DYSPEPSIA GENERATION

We have seen the future, and it sucks.

The Book is Dead, Long Live the Kindle App

12th February 2011

Read it.

In Amazon’s bid to cement its reputation as the premier eReader authority, Jeff Bezos and his cohorts may have just hit the kind of home run that turns noncommittal sideline spectators into bona fide devotees. I’m talking about all the people who, to this point, have watched the explosion in popularity of eReaders with the cold disinterest that audiophile record collectors have for mp3 players. I’m talking about people like me, who have been waiting for something to really sell them on the notion that eBooks might be worth their while.

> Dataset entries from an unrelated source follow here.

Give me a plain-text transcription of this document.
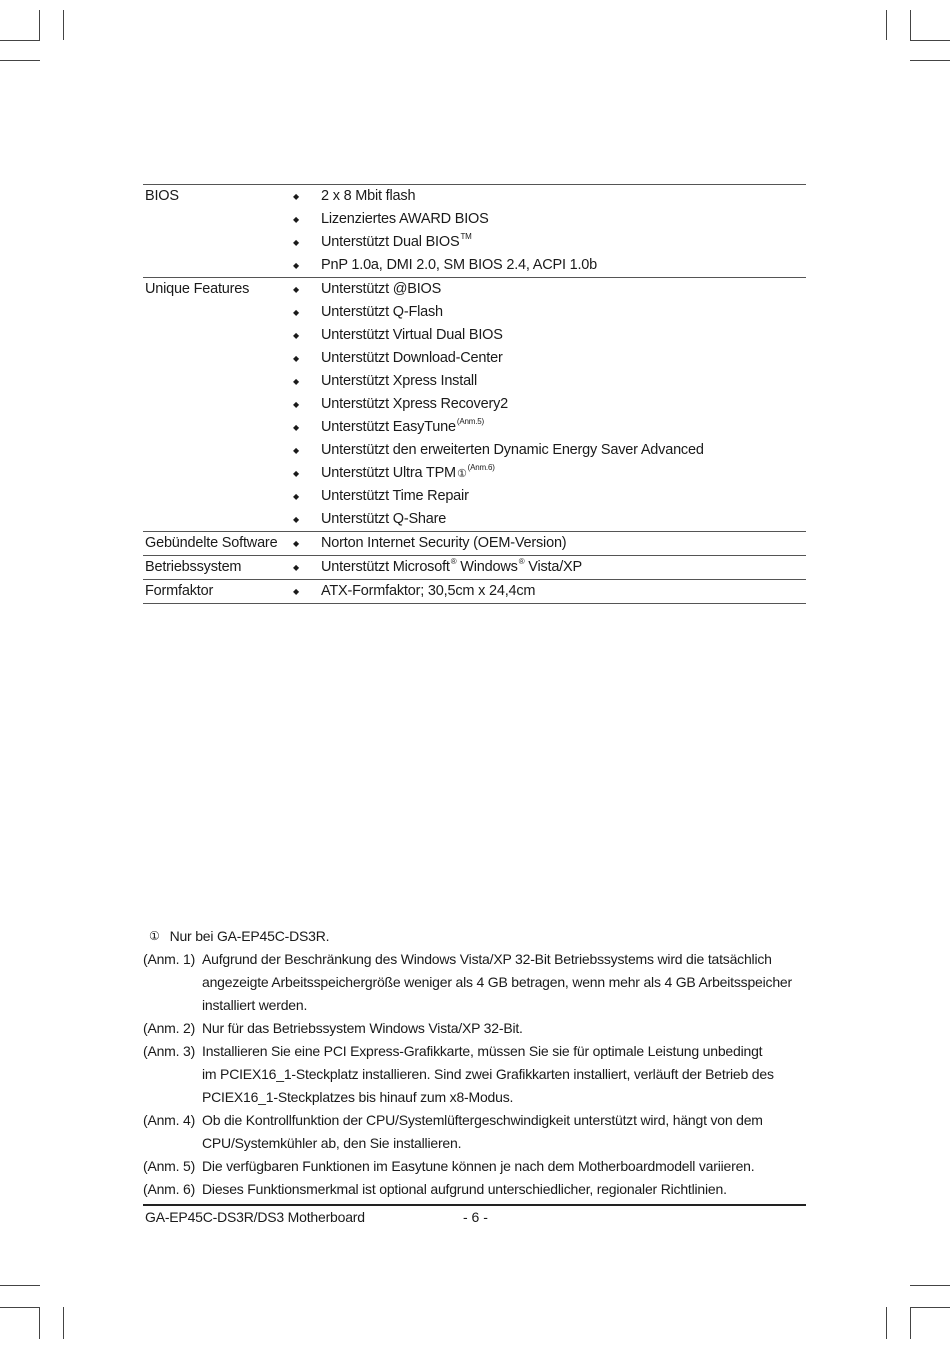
BIOS	◆ 2 x 8 Mbit flash
◆ Lizenziertes AWARD BIOS
◆ Unterstützt Dual BIOS™
◆ PnP 1.0a, DMI 2.0, SM BIOS 2.4, ACPI 1.0b
Unique Features	◆ Unterstützt @BIOS
◆ Unterstützt Q-Flash
◆ Unterstützt Virtual Dual BIOS
◆ Unterstützt Download-Center
◆ Unterstützt Xpress Install
◆ Unterstützt Xpress Recovery2
◆ Unterstützt EasyTune$^{(Anm.5)}$
◆ Unterstützt den erweiterten Dynamic Energy Saver Advanced
◆ Unterstützt Ultra TPM①$^{(Anm.6)}$
◆ Unterstützt Time Repair
◆ Unterstützt Q-Share
Gebündelte Software ◆ Norton Internet Security (OEM-Version)
Betriebssystem	◆ Unterstützt Microsoft® Windows® Vista/XP
Formfaktor	◆ ATX-Formfaktor; 30,5cm x 24,4cm
① Nur bei GA-EP45C-DS3R.
(Anm. 1) Aufgrund der Beschränkung des Windows Vista/XP 32-Bit Betriebssystems wird die tatsächlich
angezeigte Arbeitsspeichergröße weniger als 4 GB betragen, wenn mehr als 4 GB Arbeitsspeicher
installiert werden.
(Anm. 2) Nur für das Betriebssystem Windows Vista/XP 32-Bit.
(Anm. 3) Installieren Sie eine PCI Express-Grafikkarte, müssen Sie sie für optimale Leistung unbedingt
im PCIEX16_1-Steckplatz installieren. Sind zwei Grafikkarten installiert, verläuft der Betrieb des
PCIEX16_1-Steckplatzes bis hinauf zum x8-Modus.
(Anm. 4) Ob die Kontrollfunktion der CPU/Systemlüftergeschwindigkeit unterstützt wird, hängt von dem
CPU/Systemkühler ab, den Sie installieren.
(Anm. 5) Die verfügbaren Funktionen im Easytune können je nach dem Motherboardmodell variieren.
(Anm. 6) Dieses Funktionsmerkmal ist optional aufgrund unterschiedlicher, regionaler Richtlinien.
GA-EP45C-DS3R/DS3 Motherboard	- 6 -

Amazon’s free Kindle apps do that. And its development is a cunning move that suggests Amazon is not in the Kindle hardware biz, but in the eBook game.

When I was a young man I would shop for pants based on whether the back pockets were big enough to hold a substantial paperback. I carried a book with me everywhere I went. Now, however, these are no longer considerations: Every pair of pants has a pocket big enough for my Droid X, which has the Kindle and Nook and Aldiko apps on it. So I always have a ton of books with me.

When the Kindle first came out, I got one for my wife, and she loved it, but I couldn’t see getting one for myself. Hundreds of dollars for a device that wouldn’t fit in a pocket and only did one thing? Couldn’t see it. Then Amazon came out with its free Kindle apps. I now have a Kindle app on my Mac, on my PC, and on my phone. They work really really well for reading — unlike some people, I have no problem reading for long stretches on a computer screen — and the PC and Macintosh apps will accept e-books in the correct format even when I didn’t get them through Amazon.

I used to buy a lot of fiction through Amazon, but no more. Let’s see: hardback for $16, or paperback for $8, and wait until the UPS guy shows up — and then figure out where to put it amongs the 4,000 books my wife and I already have … or give it to the library, which means I no longer have it available if I want to read it again. Or $5 for the Kindle version, which is available immediately and forever on whatever device I happen to have available at the time, and no worry about where to store them. Not a hard choice.

I can see a circumstance under which I would buy actual paper books: Big ones with pictures and charts, or reproductions of old-time works, or something like that. But regular fiction/nonfiction books? Nope, e-books for me from now on.